Materials and methods

This was a retrospective analysis of prospectively collected patients who underwent primary ACLR using HS autograft between 2019 and 2022, with a minimum follow-up of 12-month. Baseline characteristics and intraoperative information were collected. Postoperative clinical outcomes and knee laxity were collected and analysed. Graft signal and tunnel widening were collected and analysed using the 12-month magnetic resonance imaging (MRI). Continuous and categorical variables were compared.

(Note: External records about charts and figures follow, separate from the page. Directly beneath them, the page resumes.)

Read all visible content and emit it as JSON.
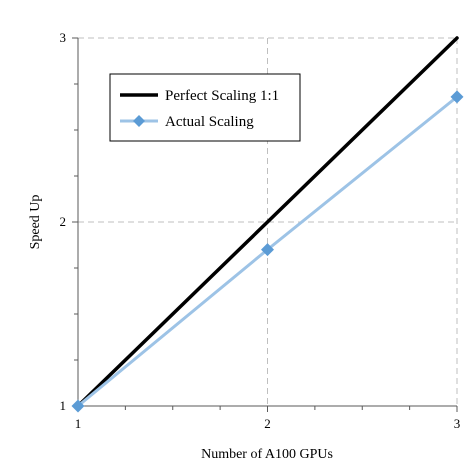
{
  "chart_data": {
    "type": "line",
    "xlabel": "Number of A100 GPUs",
    "ylabel": "Speed Up",
    "xlim": [
      1,
      3
    ],
    "ylim": [
      1,
      3
    ],
    "x_ticks": [
      "1",
      "2",
      "3"
    ],
    "y_ticks": [
      "1",
      "2",
      "3"
    ],
    "grid": "dashed, major ticks",
    "legend_position": "top-left",
    "series": [
      {
        "name": "Perfect Scaling 1:1",
        "x": [
          1,
          2,
          3
        ],
        "y": [
          1,
          2,
          3
        ],
        "color": "#000000",
        "marker": "none"
      },
      {
        "name": "Actual Scaling",
        "x": [
          1,
          2,
          3
        ],
        "y": [
          1,
          1.85,
          2.68
        ],
        "color": "#9dc3e6",
        "marker_color": "#5b9bd5",
        "marker": "diamond"
      }
    ]
  }
}
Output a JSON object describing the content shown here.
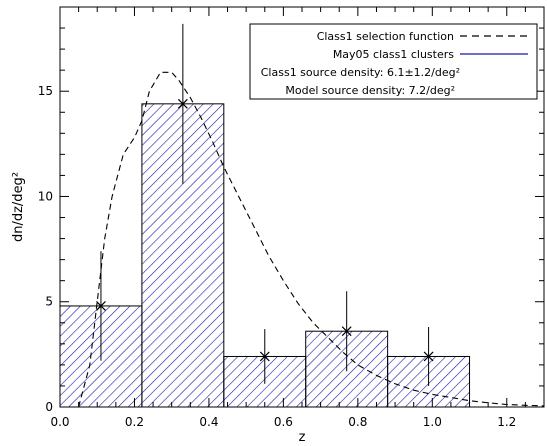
{
  "chart_data": {
    "type": "bar",
    "title": "",
    "xlabel": "z",
    "ylabel": "dn/dz/deg²",
    "xlim": [
      0.0,
      1.3
    ],
    "ylim": [
      0,
      19
    ],
    "x_ticks": [
      "0.0",
      "0.2",
      "0.4",
      "0.6",
      "0.8",
      "1.0",
      "1.2"
    ],
    "y_ticks": [
      "0",
      "5",
      "10",
      "15"
    ],
    "grid": false,
    "legend_position": "top-right",
    "histogram": {
      "name": "May05 class1 clusters",
      "color": "#1a1aa8",
      "bin_edges": [
        0.0,
        0.22,
        0.44,
        0.66,
        0.88,
        1.1
      ],
      "values": [
        4.8,
        14.4,
        2.4,
        3.6,
        2.4
      ]
    },
    "points": {
      "x": [
        0.11,
        0.33,
        0.55,
        0.77,
        0.99
      ],
      "y": [
        4.8,
        14.4,
        2.4,
        3.6,
        2.4
      ],
      "err_low": [
        2.6,
        3.8,
        1.3,
        1.9,
        1.4
      ],
      "err_high": [
        2.6,
        3.8,
        1.3,
        1.9,
        1.4
      ]
    },
    "selection_function": {
      "name": "Class1  selection function",
      "color": "#000000",
      "x": [
        0.05,
        0.08,
        0.1,
        0.12,
        0.14,
        0.17,
        0.2,
        0.22,
        0.24,
        0.27,
        0.3,
        0.32,
        0.35,
        0.38,
        0.41,
        0.44,
        0.48,
        0.52,
        0.56,
        0.6,
        0.64,
        0.68,
        0.72,
        0.76,
        0.8,
        0.85,
        0.9,
        0.95,
        1.0,
        1.05,
        1.1,
        1.15,
        1.2,
        1.25,
        1.3
      ],
      "y": [
        0.0,
        2.0,
        5.0,
        8.0,
        10.0,
        12.0,
        12.8,
        13.6,
        15.0,
        15.9,
        15.9,
        15.5,
        14.7,
        13.7,
        12.6,
        11.4,
        10.0,
        8.6,
        7.2,
        6.0,
        4.9,
        4.0,
        3.3,
        2.6,
        2.0,
        1.5,
        1.1,
        0.8,
        0.6,
        0.45,
        0.3,
        0.2,
        0.12,
        0.08,
        0.05
      ]
    },
    "legend": {
      "line1": "Class1  selection function",
      "line2": "May05 class1 clusters",
      "line3": "Class1 source density: 6.1±1.2/deg²",
      "line4": "Model source density: 7.2/deg²"
    }
  }
}
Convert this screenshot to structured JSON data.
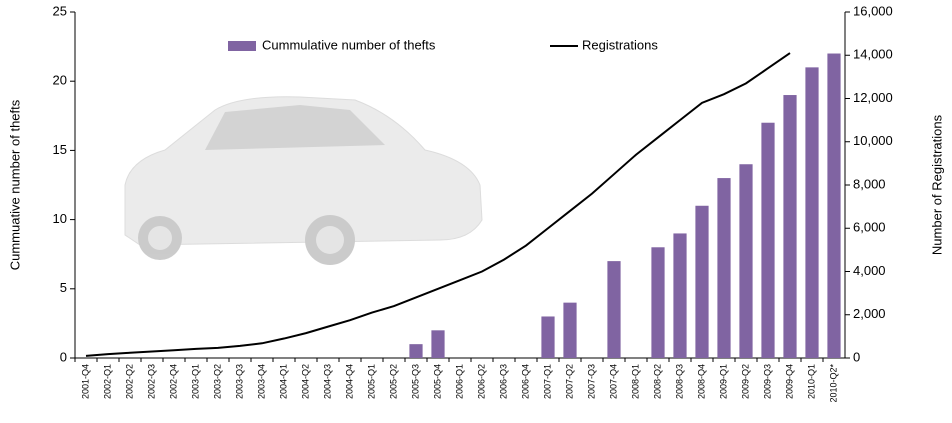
{
  "chart_data": {
    "type": "bar-line",
    "categories": [
      "2001-Q4",
      "2002-Q1",
      "2002-Q2",
      "2002-Q3",
      "2002-Q4",
      "2003-Q1",
      "2003-Q2",
      "2003-Q3",
      "2003-Q4",
      "2004-Q1",
      "2004-Q2",
      "2004-Q3",
      "2004-Q4",
      "2005-Q1",
      "2005-Q2",
      "2005-Q3",
      "2005-Q4",
      "2006-Q1",
      "2006-Q2",
      "2006-Q3",
      "2006-Q4",
      "2007-Q1",
      "2007-Q2",
      "2007-Q3",
      "2007-Q4",
      "2008-Q1",
      "2008-Q2",
      "2008-Q3",
      "2008-Q4",
      "2009-Q1",
      "2009-Q2",
      "2009-Q3",
      "2009-Q4",
      "2010-Q1",
      "2010-Q2*"
    ],
    "series": [
      {
        "name": "Cummulative number of thefts",
        "kind": "bar",
        "color": "#8064a2",
        "values": [
          null,
          null,
          null,
          null,
          null,
          null,
          null,
          null,
          null,
          null,
          null,
          null,
          null,
          null,
          null,
          1,
          2,
          null,
          null,
          null,
          null,
          3,
          4,
          null,
          7,
          null,
          8,
          9,
          11,
          13,
          14,
          17,
          19,
          21,
          22
        ]
      },
      {
        "name": "Registrations",
        "kind": "line",
        "axis": "y2",
        "color": "#000000",
        "values": [
          100,
          180,
          240,
          300,
          360,
          420,
          470,
          560,
          680,
          900,
          1150,
          1450,
          1750,
          2100,
          2400,
          2800,
          3200,
          3600,
          4000,
          4550,
          5200,
          6000,
          6800,
          7600,
          8500,
          9400,
          10200,
          11000,
          11800,
          12200,
          12700,
          13400,
          14100,
          null,
          null
        ]
      }
    ],
    "ylabel": "Cummuative number of thefts",
    "y2label": "Number of Registrations",
    "ylim": [
      0,
      25
    ],
    "yticks": [
      0,
      5,
      10,
      15,
      20,
      25
    ],
    "y2lim": [
      0,
      16000
    ],
    "y2ticks": [
      0,
      {
        "value": 2000,
        "label": "2,000"
      },
      {
        "value": 4000,
        "label": "4,000"
      },
      {
        "value": 6000,
        "label": "6,000"
      },
      {
        "value": 8000,
        "label": "8,000"
      },
      {
        "value": 10000,
        "label": "10,000"
      },
      {
        "value": 12000,
        "label": "12,000"
      },
      {
        "value": 14000,
        "label": "14,000"
      },
      {
        "value": 16000,
        "label": "16,000"
      }
    ]
  }
}
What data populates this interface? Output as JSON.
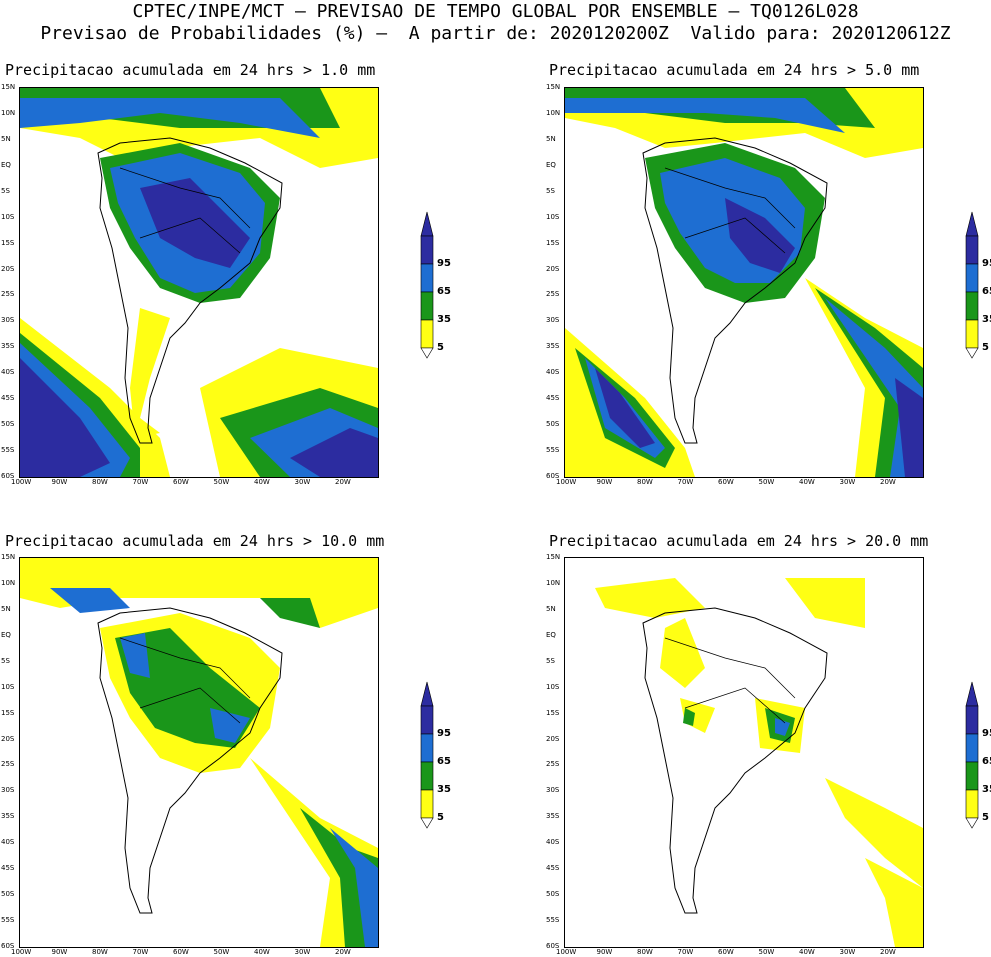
{
  "header": {
    "line1": "CPTEC/INPE/MCT – PREVISAO DE TEMPO GLOBAL POR ENSEMBLE – TQ0126L028",
    "line2": "Previsao de Probabilidades (%) –  A partir de: 2020120200Z  Valido para: 2020120612Z"
  },
  "panels": [
    {
      "title": "Precipitacao acumulada em 24 hrs > 1.0 mm"
    },
    {
      "title": "Precipitacao acumulada em 24 hrs > 5.0 mm"
    },
    {
      "title": "Precipitacao acumulada em 24 hrs > 10.0 mm"
    },
    {
      "title": "Precipitacao acumulada em 24 hrs > 20.0 mm"
    }
  ],
  "lat_ticks": [
    "15N",
    "10N",
    "5N",
    "EQ",
    "5S",
    "10S",
    "15S",
    "20S",
    "25S",
    "30S",
    "35S",
    "40S",
    "45S",
    "50S",
    "55S",
    "60S"
  ],
  "lon_ticks": [
    "100W",
    "90W",
    "80W",
    "70W",
    "60W",
    "50W",
    "40W",
    "30W",
    "20W"
  ],
  "legend": {
    "labels": [
      "95",
      "65",
      "35",
      "5"
    ],
    "colors": {
      "c95": "#2c2ca0",
      "c65": "#1e6ed2",
      "c35": "#1a961a",
      "c5": "#ffff14"
    }
  }
}
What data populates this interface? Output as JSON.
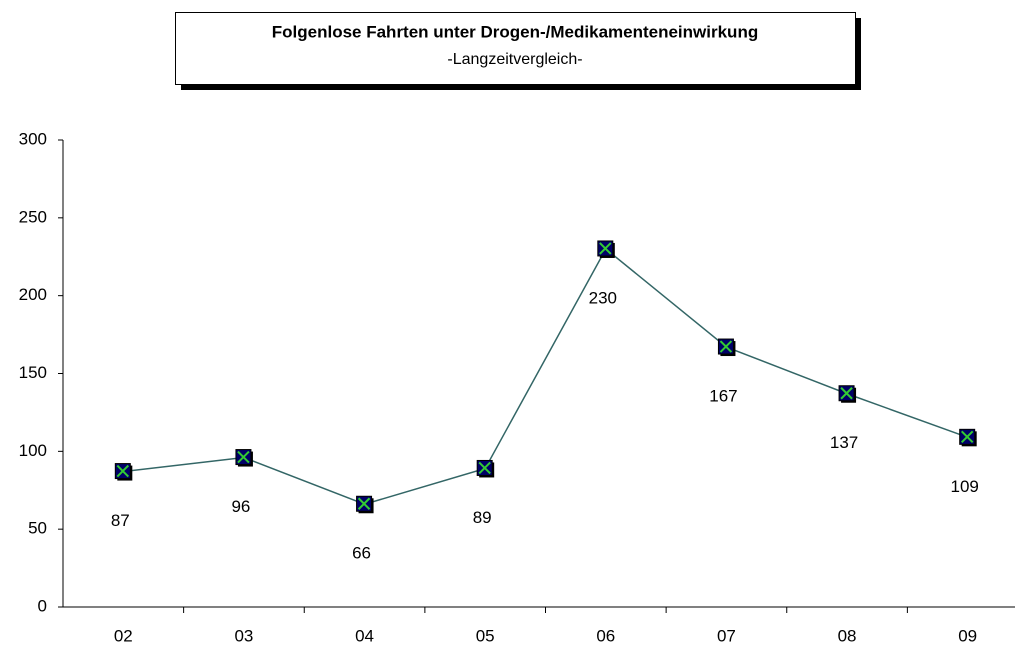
{
  "chart_data": {
    "type": "line",
    "title": "Folgenlose Fahrten unter Drogen-/Medikamenteneinwirkung",
    "subtitle": "-Langzeitvergleich-",
    "categories": [
      "02",
      "03",
      "04",
      "05",
      "06",
      "07",
      "08",
      "09"
    ],
    "values": [
      87,
      96,
      66,
      89,
      230,
      167,
      137,
      109
    ],
    "color": "#336666",
    "marker_color": "#000066",
    "marker_cross_color": "#33cc33",
    "ylim": [
      0,
      300
    ],
    "yticks": [
      0,
      50,
      100,
      150,
      200,
      250,
      300
    ],
    "grid": false
  }
}
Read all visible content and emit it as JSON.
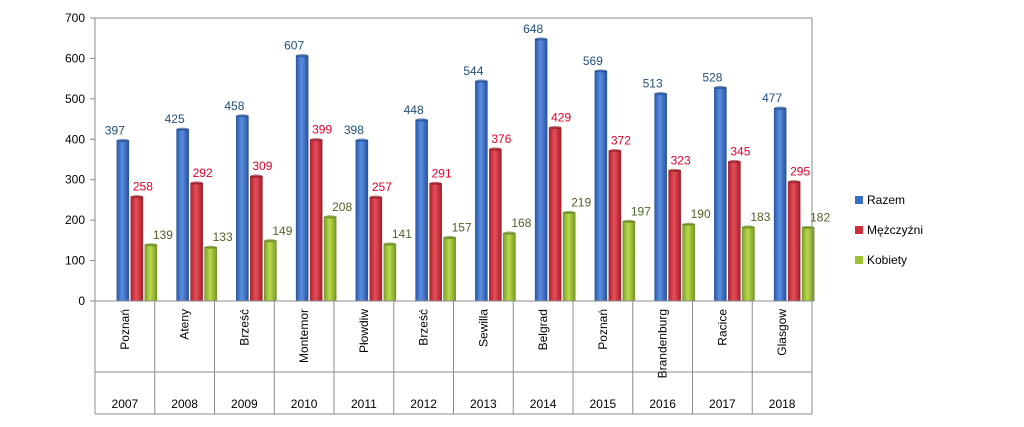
{
  "chart_data": {
    "type": "bar",
    "categories": [
      "Poznań",
      "Ateny",
      "Brześć",
      "Montemor",
      "Płowdiw",
      "Brześć",
      "Sewilla",
      "Belgrad",
      "Poznań",
      "Brandenburg",
      "Racice",
      "Glasgow"
    ],
    "years": [
      "2007",
      "2008",
      "2009",
      "2010",
      "2011",
      "2012",
      "2013",
      "2014",
      "2015",
      "2016",
      "2017",
      "2018"
    ],
    "series": [
      {
        "name": "Razem",
        "values": [
          397,
          425,
          458,
          607,
          398,
          448,
          544,
          648,
          569,
          513,
          528,
          477
        ],
        "color": "#3A6FC9",
        "label_color": "#1F4E79"
      },
      {
        "name": "Mężczyźni",
        "values": [
          258,
          292,
          309,
          399,
          257,
          291,
          376,
          429,
          372,
          323,
          345,
          295
        ],
        "color": "#D12E3B",
        "label_color": "#E0002A"
      },
      {
        "name": "Kobiety",
        "values": [
          139,
          133,
          149,
          208,
          141,
          157,
          168,
          219,
          197,
          190,
          183,
          182
        ],
        "color": "#9CC230",
        "label_color": "#4F6228"
      }
    ],
    "ylim": [
      0,
      700
    ],
    "yticks": [
      0,
      100,
      200,
      300,
      400,
      500,
      600,
      700
    ],
    "grid": false,
    "legend_position": "right"
  }
}
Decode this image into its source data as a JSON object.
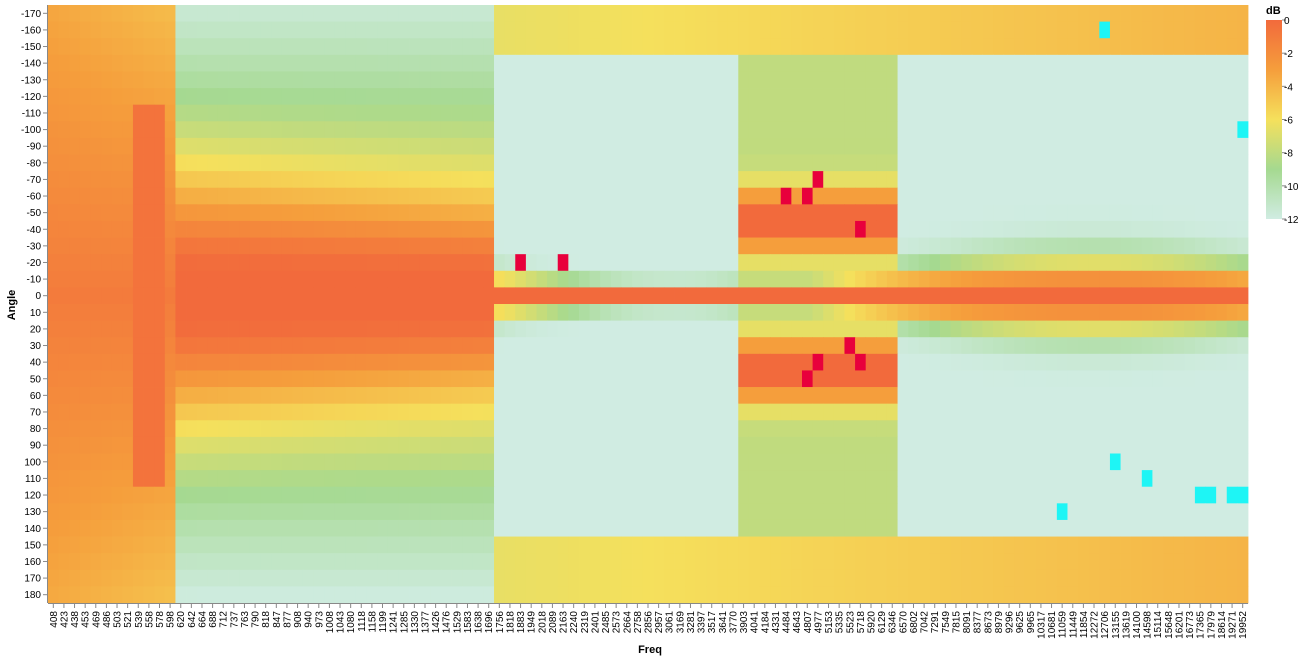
{
  "chart_data": {
    "type": "heatmap",
    "xlabel": "Freq",
    "ylabel": "Angle",
    "color_legend_title": "dB",
    "color_domain": [
      -12,
      0
    ],
    "color_legend_ticks": [
      0,
      -2,
      -4,
      -6,
      -8,
      -10,
      -12
    ],
    "x_tick_labels": [
      408,
      423,
      438,
      453,
      469,
      486,
      503,
      521,
      539,
      558,
      578,
      598,
      620,
      642,
      664,
      688,
      712,
      737,
      763,
      790,
      818,
      847,
      877,
      908,
      940,
      973,
      1008,
      1043,
      1080,
      1118,
      1158,
      1199,
      1241,
      1285,
      1330,
      1377,
      1426,
      1476,
      1529,
      1583,
      1638,
      1696,
      1756,
      1818,
      1883,
      1949,
      2018,
      2089,
      2163,
      2240,
      2319,
      2401,
      2485,
      2573,
      2664,
      2758,
      2856,
      2957,
      3061,
      3169,
      3281,
      3397,
      3517,
      3641,
      3770,
      3903,
      4041,
      4184,
      4331,
      4484,
      4643,
      4807,
      4977,
      5153,
      5335,
      5523,
      5718,
      5920,
      6129,
      6346,
      6570,
      6802,
      7042,
      7291,
      7549,
      7815,
      8091,
      8377,
      8673,
      8979,
      9296,
      9625,
      9965,
      10317,
      10681,
      11059,
      11449,
      11854,
      12272,
      12706,
      13155,
      13619,
      14100,
      14598,
      15114,
      15648,
      16201,
      16773,
      17365,
      17979,
      18614,
      19271,
      19952
    ],
    "y_tick_labels": [
      -170,
      -160,
      -150,
      -140,
      -130,
      -120,
      -110,
      -100,
      -90,
      -80,
      -70,
      -60,
      -50,
      -40,
      -30,
      -20,
      -10,
      0,
      10,
      20,
      30,
      40,
      50,
      60,
      70,
      80,
      90,
      100,
      110,
      120,
      130,
      140,
      150,
      160,
      170,
      180
    ],
    "colors": {
      "scale": [
        "#d0ece2",
        "#a5d990",
        "#f5e05c",
        "#f59e3c",
        "#f26a3c"
      ],
      "hot": "#e8003c",
      "outlier": "#1ef5f5"
    },
    "hot_spots": [
      {
        "freq": 4484,
        "angle": -60,
        "db": 1.5
      },
      {
        "freq": 4807,
        "angle": -60,
        "db": 1.5
      },
      {
        "freq": 4977,
        "angle": -70,
        "db": 1.2
      },
      {
        "freq": 5718,
        "angle": -40,
        "db": 1.5
      },
      {
        "freq": 1883,
        "angle": -20,
        "db": 1.2
      },
      {
        "freq": 2163,
        "angle": -20,
        "db": 1.0
      },
      {
        "freq": 4807,
        "angle": 50,
        "db": 1.5
      },
      {
        "freq": 4977,
        "angle": 40,
        "db": 1.5
      },
      {
        "freq": 5718,
        "angle": 40,
        "db": 1.2
      },
      {
        "freq": 5523,
        "angle": 30,
        "db": 1.0
      }
    ],
    "outlier_cells": [
      {
        "freq": 13155,
        "angle": 100,
        "db": -20
      },
      {
        "freq": 14598,
        "angle": 110,
        "db": -20
      },
      {
        "freq": 17365,
        "angle": 120,
        "db": -16
      },
      {
        "freq": 17979,
        "angle": 120,
        "db": -14
      },
      {
        "freq": 19271,
        "angle": 120,
        "db": -15
      },
      {
        "freq": 19952,
        "angle": 120,
        "db": -18
      },
      {
        "freq": 11059,
        "angle": 130,
        "db": -15
      },
      {
        "freq": 12706,
        "angle": -160,
        "db": -15
      },
      {
        "freq": 19952,
        "angle": -100,
        "db": -13
      }
    ]
  }
}
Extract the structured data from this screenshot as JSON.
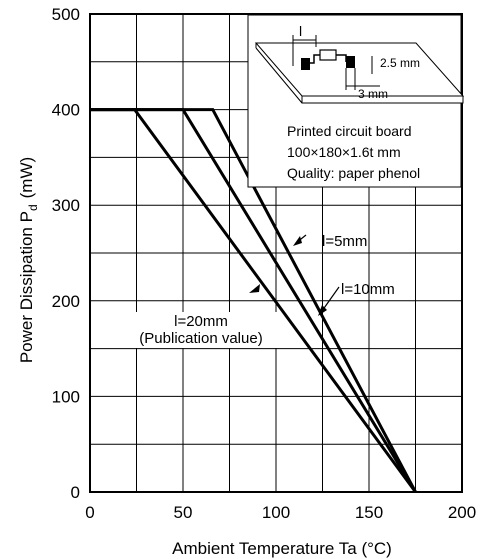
{
  "chart_data": {
    "type": "line",
    "xlabel": "Ambient Temperature Ta (°C)",
    "ylabel_main": "Power Dissipation P",
    "ylabel_sub": "d",
    "ylabel_unit": "(mW)",
    "xlim": [
      0,
      200
    ],
    "ylim": [
      0,
      500
    ],
    "xticks": [
      "0",
      "50",
      "100",
      "150",
      "200"
    ],
    "yticks": [
      "0",
      "100",
      "200",
      "300",
      "400",
      "500"
    ],
    "grid": true,
    "series": [
      {
        "name": "l=5mm",
        "x": [
          0,
          66,
          175
        ],
        "y": [
          400,
          400,
          0
        ]
      },
      {
        "name": "l=10mm",
        "x": [
          0,
          50,
          175
        ],
        "y": [
          400,
          400,
          0
        ]
      },
      {
        "name": "l=20mm (Publication value)",
        "x": [
          0,
          24,
          175
        ],
        "y": [
          400,
          400,
          0
        ]
      }
    ],
    "annotations": {
      "l5": "l=5mm",
      "l10": "l=10mm",
      "l20_line1": "l=20mm",
      "l20_line2": "(Publication value)"
    },
    "inset": {
      "line1": "Printed circuit board",
      "line2": "100×180×1.6t mm",
      "line3": "Quality: paper phenol",
      "dim_l": "l",
      "dim_25": "2.5 mm",
      "dim_3": "3 mm"
    }
  }
}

P values < 0.05 were considered significant.

Results

Overall, data from 235 consecutive patients were analysed. Quadrupled Semitendinosus graft was used in 67.7% of the cases (4HS, 159 knees), with the addition of a doubled Gracilis tendon in 32.3% (6HS, 76 knees). The 6HS group was associated with a significantly greater graft diameter at both the femoral (p = 0.001) and tibial (p = 0.005) ends, measured intra-operatively using calibrated sizing blocks. LET was performed in 12% of the 6HS and 35% of the 4HS (p < 0.001). No differences between the two groups were reported for return to sport testing (RTS), anterior knee laxity, and patient-reported outcomes (PROMs). All the patients reported high satisfaction and no difference in re-tear rate between 6HS (7%) and 4HS (3%, p = 0.234). The signal-to-noise quotient (SNQ) was comparable between 4- and 6-HS whilst 6-HS was associated with a greater tibial tunnel widening > 50% (20% vs. 4% of the patients, p = 0.003).

Conclusion

6-strands configuration in primary ACLR using HS autograft is a safe and reliable technique. Increasing graft size did not compromise clinical outcomes or graft healing at short-term follow-up.